Named for the marked improvement in quality of Star Trek: The Next Generation after Commander Riker grew a beard, the site defines Growing the Beard as “…the definitive moment when a television show becomes better in quality.” Many (if not most) good television shows have one of these moments, the defining eureka where everything finally clicks.

I thought about this trope and if it applies to people in unscripted life, and I immediately concluded that it does. I decided to delve a little deeper in that train of thought and figure out my “Growing the Beard” moment. What surprised me is that I have had a number of these moments in my life, defining moments that brought me into a successful chapter of my life.

The first “Growing the Beard” moment I had occurred in two parts over a span of five months from late 2002 to early 2003. After I started “Inside the Mind of Jakob Duehr”, I began to come into my own in terms of figuring myself out, but I hadn’t quite put all the pieces together. That happened in March 2003 when I decided to leave Palos Bible Church and return to Stone. I covered that in detail in my apologia, so I will not rehash that here. Those two decisions affected my life in a drastic way.

The next “Growing the Beard” moment occurred over the summer of 2008. When I finally decided to take control over my physical well-being, everything turned around. I felt better, I certainly looked better, and I gained the confidence that had been never been part of my repertoire. It helped me immeasurably during my student teaching, and it brought me into one of the happiest periods of my life.

The final “Growing the Beard” moment, incidentally, occurred when I shaved my beard in July 2011. I was just getting started in my job at Huntington, and I was still pretty beaten down mentally and emotionally from two years of bitter pills.
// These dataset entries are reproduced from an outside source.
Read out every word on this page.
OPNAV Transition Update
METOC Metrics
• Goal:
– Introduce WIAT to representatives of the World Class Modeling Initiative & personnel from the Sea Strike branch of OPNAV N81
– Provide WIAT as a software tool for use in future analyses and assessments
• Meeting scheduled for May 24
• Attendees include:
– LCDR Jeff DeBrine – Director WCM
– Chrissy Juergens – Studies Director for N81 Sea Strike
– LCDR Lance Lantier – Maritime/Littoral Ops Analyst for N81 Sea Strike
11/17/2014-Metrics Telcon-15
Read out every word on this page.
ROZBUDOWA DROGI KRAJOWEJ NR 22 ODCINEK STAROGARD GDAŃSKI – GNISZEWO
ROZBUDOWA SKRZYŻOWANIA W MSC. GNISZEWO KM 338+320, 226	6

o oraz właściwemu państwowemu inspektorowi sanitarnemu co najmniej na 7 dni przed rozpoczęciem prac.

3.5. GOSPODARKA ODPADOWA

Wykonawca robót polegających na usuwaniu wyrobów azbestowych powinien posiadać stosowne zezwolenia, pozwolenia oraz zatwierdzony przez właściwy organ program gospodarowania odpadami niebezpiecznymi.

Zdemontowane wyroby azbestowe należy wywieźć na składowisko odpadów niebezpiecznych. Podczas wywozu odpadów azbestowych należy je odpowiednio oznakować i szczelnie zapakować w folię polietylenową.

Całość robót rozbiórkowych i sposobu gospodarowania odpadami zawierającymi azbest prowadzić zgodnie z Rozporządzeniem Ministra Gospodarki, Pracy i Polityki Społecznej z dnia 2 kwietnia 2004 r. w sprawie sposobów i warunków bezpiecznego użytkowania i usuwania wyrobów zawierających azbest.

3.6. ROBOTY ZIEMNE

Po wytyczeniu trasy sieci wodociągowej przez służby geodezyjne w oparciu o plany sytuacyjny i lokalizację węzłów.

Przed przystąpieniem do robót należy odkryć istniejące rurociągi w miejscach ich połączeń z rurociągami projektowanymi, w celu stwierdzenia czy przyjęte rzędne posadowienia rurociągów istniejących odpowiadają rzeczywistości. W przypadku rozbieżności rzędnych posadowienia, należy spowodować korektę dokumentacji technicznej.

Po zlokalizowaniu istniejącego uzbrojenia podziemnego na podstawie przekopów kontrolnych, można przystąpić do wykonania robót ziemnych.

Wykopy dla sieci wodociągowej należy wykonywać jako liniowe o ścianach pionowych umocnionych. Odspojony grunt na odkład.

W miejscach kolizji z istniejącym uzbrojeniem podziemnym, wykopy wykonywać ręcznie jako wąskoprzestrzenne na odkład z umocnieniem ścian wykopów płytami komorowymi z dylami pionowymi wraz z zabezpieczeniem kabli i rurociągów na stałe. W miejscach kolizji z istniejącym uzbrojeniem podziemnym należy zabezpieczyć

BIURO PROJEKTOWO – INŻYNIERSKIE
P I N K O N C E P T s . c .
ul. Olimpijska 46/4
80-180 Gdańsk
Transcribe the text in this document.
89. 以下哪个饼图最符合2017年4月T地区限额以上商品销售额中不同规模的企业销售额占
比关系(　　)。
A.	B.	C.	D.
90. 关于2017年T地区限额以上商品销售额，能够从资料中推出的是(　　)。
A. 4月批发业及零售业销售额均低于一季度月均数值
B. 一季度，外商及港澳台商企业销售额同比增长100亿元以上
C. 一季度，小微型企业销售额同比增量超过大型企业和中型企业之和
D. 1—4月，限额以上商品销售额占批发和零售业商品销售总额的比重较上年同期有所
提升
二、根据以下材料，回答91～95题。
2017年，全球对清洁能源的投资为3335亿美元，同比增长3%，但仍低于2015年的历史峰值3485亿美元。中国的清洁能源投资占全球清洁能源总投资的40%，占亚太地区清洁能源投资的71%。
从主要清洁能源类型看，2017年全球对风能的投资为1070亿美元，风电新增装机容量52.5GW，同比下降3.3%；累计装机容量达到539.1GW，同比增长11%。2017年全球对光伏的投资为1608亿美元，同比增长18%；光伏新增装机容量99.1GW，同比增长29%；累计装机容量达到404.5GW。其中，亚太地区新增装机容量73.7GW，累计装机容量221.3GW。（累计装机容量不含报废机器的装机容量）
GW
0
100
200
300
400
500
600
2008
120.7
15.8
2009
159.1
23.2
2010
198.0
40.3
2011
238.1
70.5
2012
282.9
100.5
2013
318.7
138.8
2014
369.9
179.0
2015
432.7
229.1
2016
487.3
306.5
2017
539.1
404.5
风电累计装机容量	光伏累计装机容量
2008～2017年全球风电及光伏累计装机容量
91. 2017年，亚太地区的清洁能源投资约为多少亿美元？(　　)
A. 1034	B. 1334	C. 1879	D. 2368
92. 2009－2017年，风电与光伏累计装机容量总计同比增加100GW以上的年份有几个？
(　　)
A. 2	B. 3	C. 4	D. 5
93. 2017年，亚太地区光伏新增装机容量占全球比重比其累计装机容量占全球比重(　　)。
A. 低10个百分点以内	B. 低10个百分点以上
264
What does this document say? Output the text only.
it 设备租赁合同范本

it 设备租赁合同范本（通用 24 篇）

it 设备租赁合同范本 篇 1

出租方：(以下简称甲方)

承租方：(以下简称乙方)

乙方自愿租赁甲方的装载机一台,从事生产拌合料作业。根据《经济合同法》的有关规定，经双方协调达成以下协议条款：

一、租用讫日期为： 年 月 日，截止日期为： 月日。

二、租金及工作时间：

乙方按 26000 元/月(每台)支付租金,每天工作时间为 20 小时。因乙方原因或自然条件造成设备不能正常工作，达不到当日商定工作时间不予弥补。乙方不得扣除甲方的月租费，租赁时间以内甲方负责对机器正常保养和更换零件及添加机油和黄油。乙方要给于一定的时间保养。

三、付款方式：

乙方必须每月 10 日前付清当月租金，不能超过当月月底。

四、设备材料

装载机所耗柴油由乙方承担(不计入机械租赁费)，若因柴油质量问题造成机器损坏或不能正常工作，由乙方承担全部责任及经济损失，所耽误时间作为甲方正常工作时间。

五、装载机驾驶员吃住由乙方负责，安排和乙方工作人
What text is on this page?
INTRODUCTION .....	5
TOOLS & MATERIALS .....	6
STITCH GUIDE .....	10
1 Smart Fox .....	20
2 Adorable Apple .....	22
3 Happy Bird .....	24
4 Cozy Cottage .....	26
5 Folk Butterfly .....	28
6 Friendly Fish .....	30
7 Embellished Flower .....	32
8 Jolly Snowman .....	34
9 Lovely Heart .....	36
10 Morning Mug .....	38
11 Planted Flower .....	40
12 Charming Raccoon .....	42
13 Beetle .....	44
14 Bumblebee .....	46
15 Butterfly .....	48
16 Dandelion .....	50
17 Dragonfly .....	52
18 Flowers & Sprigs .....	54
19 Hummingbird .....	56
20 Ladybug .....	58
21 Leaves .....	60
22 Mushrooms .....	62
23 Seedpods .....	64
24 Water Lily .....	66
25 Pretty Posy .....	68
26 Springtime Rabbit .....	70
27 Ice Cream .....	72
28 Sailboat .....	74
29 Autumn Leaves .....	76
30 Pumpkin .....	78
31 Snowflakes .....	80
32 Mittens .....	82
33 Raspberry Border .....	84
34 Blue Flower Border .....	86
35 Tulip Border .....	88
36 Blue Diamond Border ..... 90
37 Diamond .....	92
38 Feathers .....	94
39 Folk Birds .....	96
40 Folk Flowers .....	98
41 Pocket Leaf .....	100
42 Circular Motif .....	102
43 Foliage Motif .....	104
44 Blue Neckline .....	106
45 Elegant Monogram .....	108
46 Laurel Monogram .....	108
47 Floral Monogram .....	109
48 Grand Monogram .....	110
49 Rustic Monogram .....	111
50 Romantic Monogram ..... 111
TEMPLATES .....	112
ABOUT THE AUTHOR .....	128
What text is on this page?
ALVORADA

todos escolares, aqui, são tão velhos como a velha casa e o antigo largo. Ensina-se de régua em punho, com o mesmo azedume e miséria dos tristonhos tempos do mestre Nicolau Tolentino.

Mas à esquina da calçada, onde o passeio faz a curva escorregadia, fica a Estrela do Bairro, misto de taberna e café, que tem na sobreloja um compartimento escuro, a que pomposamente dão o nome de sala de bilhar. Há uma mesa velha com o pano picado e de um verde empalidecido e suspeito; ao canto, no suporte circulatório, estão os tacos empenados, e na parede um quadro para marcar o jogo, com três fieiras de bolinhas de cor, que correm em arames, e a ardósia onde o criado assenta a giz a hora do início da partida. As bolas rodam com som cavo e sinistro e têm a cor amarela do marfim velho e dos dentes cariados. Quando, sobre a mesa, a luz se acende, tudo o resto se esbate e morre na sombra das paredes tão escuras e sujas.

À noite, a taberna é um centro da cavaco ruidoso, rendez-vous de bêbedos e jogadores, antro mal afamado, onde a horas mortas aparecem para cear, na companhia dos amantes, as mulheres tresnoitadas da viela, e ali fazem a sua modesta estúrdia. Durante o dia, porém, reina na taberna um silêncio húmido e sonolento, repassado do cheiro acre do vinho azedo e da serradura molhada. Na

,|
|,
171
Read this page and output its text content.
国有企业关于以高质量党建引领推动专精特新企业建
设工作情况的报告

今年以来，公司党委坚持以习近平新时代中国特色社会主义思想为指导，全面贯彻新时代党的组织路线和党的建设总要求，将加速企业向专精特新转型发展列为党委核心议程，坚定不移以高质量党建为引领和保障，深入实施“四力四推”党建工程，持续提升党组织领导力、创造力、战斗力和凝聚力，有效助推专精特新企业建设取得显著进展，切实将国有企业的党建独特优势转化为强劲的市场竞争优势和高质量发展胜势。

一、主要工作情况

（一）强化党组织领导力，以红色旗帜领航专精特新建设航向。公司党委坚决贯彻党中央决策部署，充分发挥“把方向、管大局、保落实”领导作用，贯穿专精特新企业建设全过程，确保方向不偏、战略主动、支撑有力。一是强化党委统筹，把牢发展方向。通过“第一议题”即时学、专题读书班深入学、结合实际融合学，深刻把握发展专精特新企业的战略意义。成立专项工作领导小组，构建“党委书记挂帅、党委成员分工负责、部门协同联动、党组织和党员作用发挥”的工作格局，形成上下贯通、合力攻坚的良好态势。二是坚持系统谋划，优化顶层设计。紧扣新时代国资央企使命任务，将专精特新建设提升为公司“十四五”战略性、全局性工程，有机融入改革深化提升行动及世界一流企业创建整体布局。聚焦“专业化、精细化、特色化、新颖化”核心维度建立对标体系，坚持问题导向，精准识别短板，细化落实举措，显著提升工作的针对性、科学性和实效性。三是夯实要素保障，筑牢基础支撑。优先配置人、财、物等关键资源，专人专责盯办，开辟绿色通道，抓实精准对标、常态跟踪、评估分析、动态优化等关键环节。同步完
When I shaved the beard and into the facial hair I currently have (and had wanted to grow for many years), I realized that facially I looked like the person I always wanted to be. It restored a very minute amount of my confidence. I then started to act the way I always wanted to act. I became a harder worker. I complained less. I even lost all the weight I had regained and have gotten into the best shape of my life.

I am not delusional enough to believe that my facial hair has a Samson-esque effect on my life and that shaving it would hasten my personal destruction. What I will say is that life has its ebbs and flows, and it is foolish to believe that things can never turn around. Sometimes all it takes is a little something. It could be as easy as growing a beard.